Orthocell describes Remplir™ as its flagship peripheral nerve reconstruction device, now cleared for use in the US and approved in Australia, New Zealand, Singapore, Thailand and Canada. The company’s broader portfolio includes Striate+™ (dental GBR membrane) which is cleared across major markets and distributed globally by BioHorizons, and SmrtGraft™ (tendon repair), currently available in Australia under Special Access Scheme or clinical trials. Orthocell is also advancing autologous cell therapies for tendon and cartilage, with US tech transfer and FDA engagement under way to define the path to market and support partnering discussions. 

This multi-asset approach matters for investors because it diversifies use-cases and payors (dental, orthopaedics, hand surgery) while sharing commercial infrastructure (education, KOL networks, distributor relationships).

The commercial math

• Market sizes: Orthocell pegs Canada at ~US$75m and the US at ~US$1.6bn for nerve repair—useful yardsticks for potential revenue, not guarantees. Early case numbers, average selling price, and account activation will determine how quickly revenues build. 
• Route to scale: Start with reference surgeons and centres, establish proof points (operative ease, outcomes, theatre economics), then expand province by province with distributor support. That’s a repeatable template the company is already applying in the US. 
• Cash runway: With ~A$27.5m in cash and no debt, Orthocell argues it is funded to drive adoption into FY26—timed to when hospital approvals and surgeon onboarding should translate to meaningful revenue uplift. 
  
   

Risks and what to watch

Hospital approvals and procedure coding/reimbursement are the typical gating items in new-market medtech launches.
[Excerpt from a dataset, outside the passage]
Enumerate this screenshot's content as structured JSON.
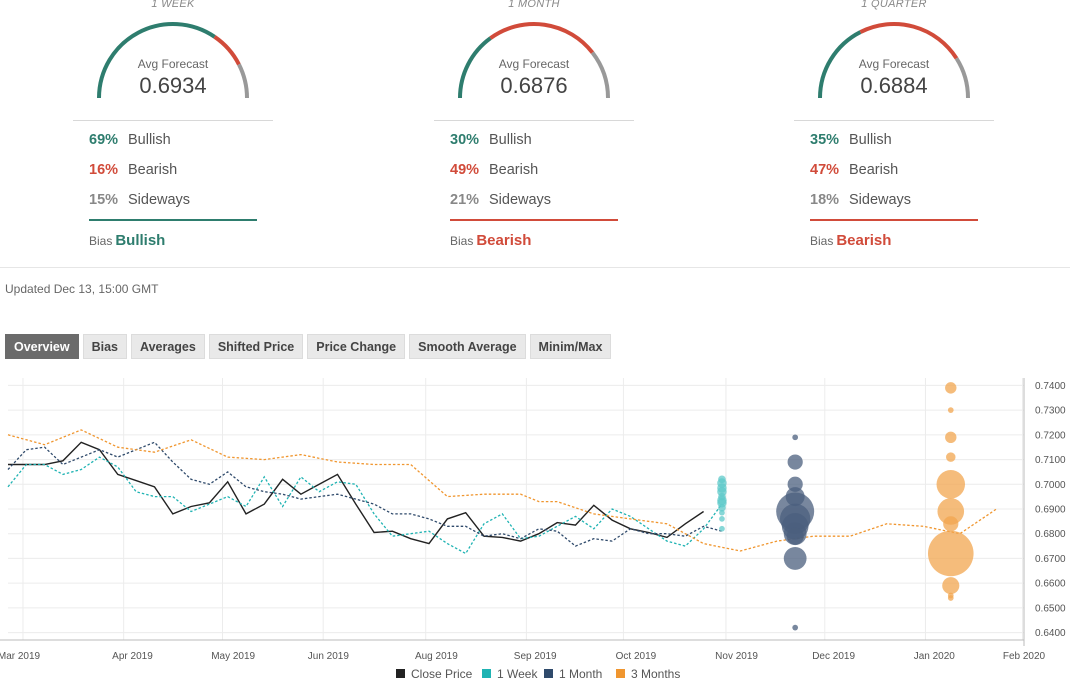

Even with a licence in hand, timelines vary by hospital and province. As distribution expands beyond Alberta and BC, watch for named provinces, number of active accounts and case volumes to gauge traction. In the US, the pace of account activation and repeat usage will be equally telling. Orthocell’s own forward-looking statements also flag execution, regulatory and market risks, as is standard for early-commercial medtech. 

Share price context (session data)

At A$1.47, OCC shares surged by 18.07% on ~2.56m shares around 1:11pm AEST, valuing the company at ~A$362m. The stock is up ~246% over the past year and has ranged between A$0.41 and A$1.79 in the last 52 weeks. 

Bottom line

Orthocell is executing the playbook for a specialist surgical device: build clinical advocacy, win approvals, appoint capable distributors, and sequence the rollout so each new geography compounds sales effort already made. Canada now joins the US, creating two large English-speaking markets with overlapping surgeon bases and a single commercial team to educate, support and scale. With cash in the bank, no debt, and first Canadian cases targeted for late 2025, the path to a step-change in FY26 revenue is clearer—though, as ever in medtech, adoption will be as fast as hospitals and surgeons move. For investors, the next proof-points are additional provincial appointments, hospital approvals, and a rising cadence of surgical cases on both sides of the border.